(probation time may be extended upon unsatisfactory performance)
Do not accept this part. This is essentially giving them a way to delay your standard wage and benefits indefinitely. Leaving that escape clause in there is the equivalent of writing a contract (as it relates to getting out of probation) and allowing them not to sign it.
It would be a nonsensical thing for you to sign, because it binds you but it does not really bind them (except for the probation part, which is really not much of a commitment on their part anyway).
If your performance is really unsatisfactory during probation, tell them to let you go. If your performance was really unsatisfactory, and if they didn't have the confidence that you would improve, that's really what they should be doing anyway.
In other words, make sure that your transition to full time employee with all the benefits and wage is automatic and can not be stopped (unless they let you go before that specific date).

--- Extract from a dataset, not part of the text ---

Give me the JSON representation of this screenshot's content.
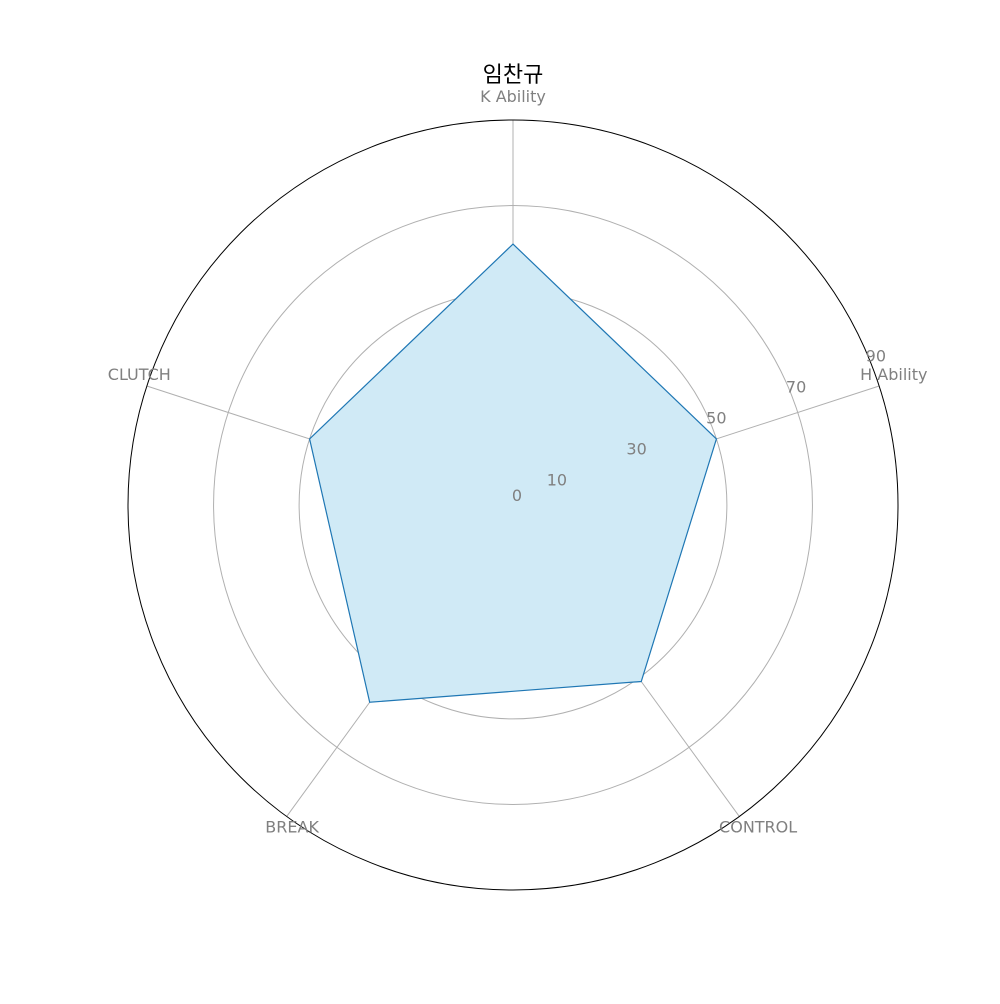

After all, think about this for a minute. If they're negotiating that hard now, it means they'll most likely have the same attitude 6 months from now. An employer like this doesn't magically become nice to you after 6 months.
And with a crazy clause like that, it also means that they won't feel the need to negotiate with you, they'll just string you along indefinitely telling you that they don't have time to talk about it right now.
And everytime you bring it up, they'll look annoyed, they'll snap at you, and worse still, it will only make them be on the lookout for reasons to tell you that your performance is inadequate.
And I don't care how good you are. You could become the best performer in your profession, or the top employee in your company, but if your employer really wants to find flaws in your performance, it's going to find them whether those flaws exist or not.
Also, there is something called non-compete agreement of 12 months,
which I need to sign, once I join the company.
This offer is only getting worse and worse. If they want you to sign a non-compete, you need to see a copy of it now, not later. And the same goes for anything else they want you to abide by, you need to see those documents now.
Do not accept any offer they've made, not even tentatively, until you've absolutely seen everything.
How broad is the non-compete? Who do they define as their competitors? If the non-compete is overly broad, which I suspect it is, you shouldn't sign it.
If they really want you to sit on your ass, or change to a non-competing profession, while your skills and CV stagnate and become stale, you need to be paid in full for each of those months they want you to do that.
Also, what happens if they let you go within your probation period? And why a non-compete when they're obviously treating you like a lowly intern? To me, that non-compete sounds more like a means to make sure you can't leave the company, or that you can't negotiate a higher rate. Think of the future. Do not even think of signing such a document unless it's extremely narrow in nature.
Apart from that, there would be ESOP option after 1 year (the company
is still not listed), Quarterly Performance Bonus, Permanent Work From
Home, etc. But no PF (Provident Fund) deductions , no Insurance.
Any ESOP option offer they make you now is essentially meaningless. The same goes with any promise of a "Quaterly Performance Bonus". If they're able to change the share dilution any way they want, or change your bonus based on your supposed "performance" which they get to judge themselves. These promises are essentially meaningless. They're worth nothing. Also, these things are extremely difficult to negotiate correctly. Just assume that they've offered you absolutely nothing on those two fronts.
And assume that even if the startup becomes a unicorn and the owners become billionaires, which is very unlikely anyway, they'll give you nothing.
But no PF (Provident Fund) deductions , no Insurance.
Now, they're showing you their true colors. I don't know much about India, so I don't know what "Provident Fund" means. But if they can't even provide you with insurance, even once you're out of probation. Then, it's an extremely bad sign. To me, it seems like they're not even trying to negotiate in good faith.